Search code examples
mysqlregexp-substr

Mysql regexp fails


I'm trying to find any records in table customers where the name does not contain letters. The following is what I am using. When ran, it doesn't return any records found. Would someone point out my mistake, please?

    table customers {
    name = Еarnings on thе Intеrnet from
    }

    SELECT name from customers WHERE name NOT REGEXP '[a-zA-Z]' ; 

Solution

  • If I compare a string using REGEXP '[a-zA-Z]', it matches if any character in the string matches a letter in that regexp. The string you show does contain letters like a, r, n, i, g, s. Any one of those is enough to satisfy the REGEXP comparison.

    mysql> select 'Еarnings on thе Intеrnet from' REGEXP '[a-zA-Z]' as ok;
    +----+
    | ok |
    +----+
    |  1 |
    +----+
    1 row in set (0.00 sec)
    

    The negation NOT REGEXP is the same as NOT (expr REGEXP pattern). It simply reverses the result 1 for 0, or 0 for 1.

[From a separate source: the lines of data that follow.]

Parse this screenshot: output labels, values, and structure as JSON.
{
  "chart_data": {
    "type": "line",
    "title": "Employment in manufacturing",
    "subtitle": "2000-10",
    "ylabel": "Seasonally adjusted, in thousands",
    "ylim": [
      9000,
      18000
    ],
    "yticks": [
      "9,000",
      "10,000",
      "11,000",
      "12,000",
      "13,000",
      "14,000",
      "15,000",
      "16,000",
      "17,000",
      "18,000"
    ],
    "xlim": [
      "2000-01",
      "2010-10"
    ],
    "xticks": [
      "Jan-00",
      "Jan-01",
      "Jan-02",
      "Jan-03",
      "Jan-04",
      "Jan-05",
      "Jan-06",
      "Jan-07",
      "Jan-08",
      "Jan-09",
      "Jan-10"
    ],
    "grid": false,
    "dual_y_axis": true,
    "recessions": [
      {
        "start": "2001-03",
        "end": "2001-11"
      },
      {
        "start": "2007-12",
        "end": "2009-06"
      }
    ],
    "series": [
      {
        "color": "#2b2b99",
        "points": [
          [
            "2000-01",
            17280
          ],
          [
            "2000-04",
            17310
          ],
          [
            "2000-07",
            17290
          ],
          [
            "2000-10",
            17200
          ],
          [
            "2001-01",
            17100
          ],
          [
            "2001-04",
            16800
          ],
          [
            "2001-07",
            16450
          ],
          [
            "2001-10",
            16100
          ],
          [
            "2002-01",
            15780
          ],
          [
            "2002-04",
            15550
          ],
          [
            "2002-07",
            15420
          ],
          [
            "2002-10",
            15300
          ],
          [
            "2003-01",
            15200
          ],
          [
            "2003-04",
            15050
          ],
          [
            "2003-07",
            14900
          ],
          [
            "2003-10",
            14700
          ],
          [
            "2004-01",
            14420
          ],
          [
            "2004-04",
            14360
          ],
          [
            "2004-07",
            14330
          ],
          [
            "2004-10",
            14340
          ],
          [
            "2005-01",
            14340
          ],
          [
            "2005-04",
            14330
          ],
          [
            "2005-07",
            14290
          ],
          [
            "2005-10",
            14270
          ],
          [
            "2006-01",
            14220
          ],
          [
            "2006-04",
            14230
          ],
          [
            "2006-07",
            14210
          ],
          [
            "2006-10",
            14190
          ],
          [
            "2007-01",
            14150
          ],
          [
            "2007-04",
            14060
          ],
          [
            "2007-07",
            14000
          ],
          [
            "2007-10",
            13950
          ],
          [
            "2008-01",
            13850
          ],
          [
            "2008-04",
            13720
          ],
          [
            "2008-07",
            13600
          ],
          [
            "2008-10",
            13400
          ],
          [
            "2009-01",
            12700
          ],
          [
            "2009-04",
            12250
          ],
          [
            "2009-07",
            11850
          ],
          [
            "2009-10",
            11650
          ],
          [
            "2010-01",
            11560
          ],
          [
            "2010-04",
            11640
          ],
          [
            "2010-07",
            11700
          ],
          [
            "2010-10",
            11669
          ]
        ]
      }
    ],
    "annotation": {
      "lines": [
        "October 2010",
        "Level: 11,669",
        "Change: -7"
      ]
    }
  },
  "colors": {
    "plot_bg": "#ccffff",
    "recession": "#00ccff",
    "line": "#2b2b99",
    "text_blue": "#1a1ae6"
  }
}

    mysql> select 'Еarnings on thе Intеrnet from' NOT REGEXP '[a-zA-Z]' as ok;
    +----+
    | ok |
    +----+
    |  0 |
    +----+
    

    You said you want to match names that do not contain letters. What I think you mean is that you want to match names that contain any characters that are not letters, which is a different test.

    mysql> select 'Еarnings on thе Intеrnet from' REGEXP '[^a-zA-Z]' as ok;
    +----+
    | ok |
    +----+
    |  1 |
    +----+
    

    The characters Ð • µ are not in the range [a-zA-Z] and the way to express the complementary range of characters is to use [^a-zA-Z]. That is, with the ^ character inside the square brackets, a character would match if it is NOT one of the characters in that range.

    See also https://dev.mysql.com/doc/refman/8.0/en/regexp.html#regexp-syntax under the item:

    • [a-dX], [^a-dX]

    Re your comment:

    I tested checking for the characters you mention, including space, apostrophe, dot, and dash:

    mysql> select 'Mr. Tim O''Toole' regexp '[^a-zA-Z \'.-]' as ok;
    +----+
    | ok |
    +----+
    |  0 |
    +----+
    
    mysql> select 'Mr. Tim $ O''Toole' regexp '[^a-zA-Z \'.-]' as ok;
    +----+
    | ok |
    +----+
    |  1 |
    +----+
    

    You don't need to put a backslash before the -, but it does need to be handled specially:

    To include a literal - character, it must be written first or last.

    This is in the documentation I linked to.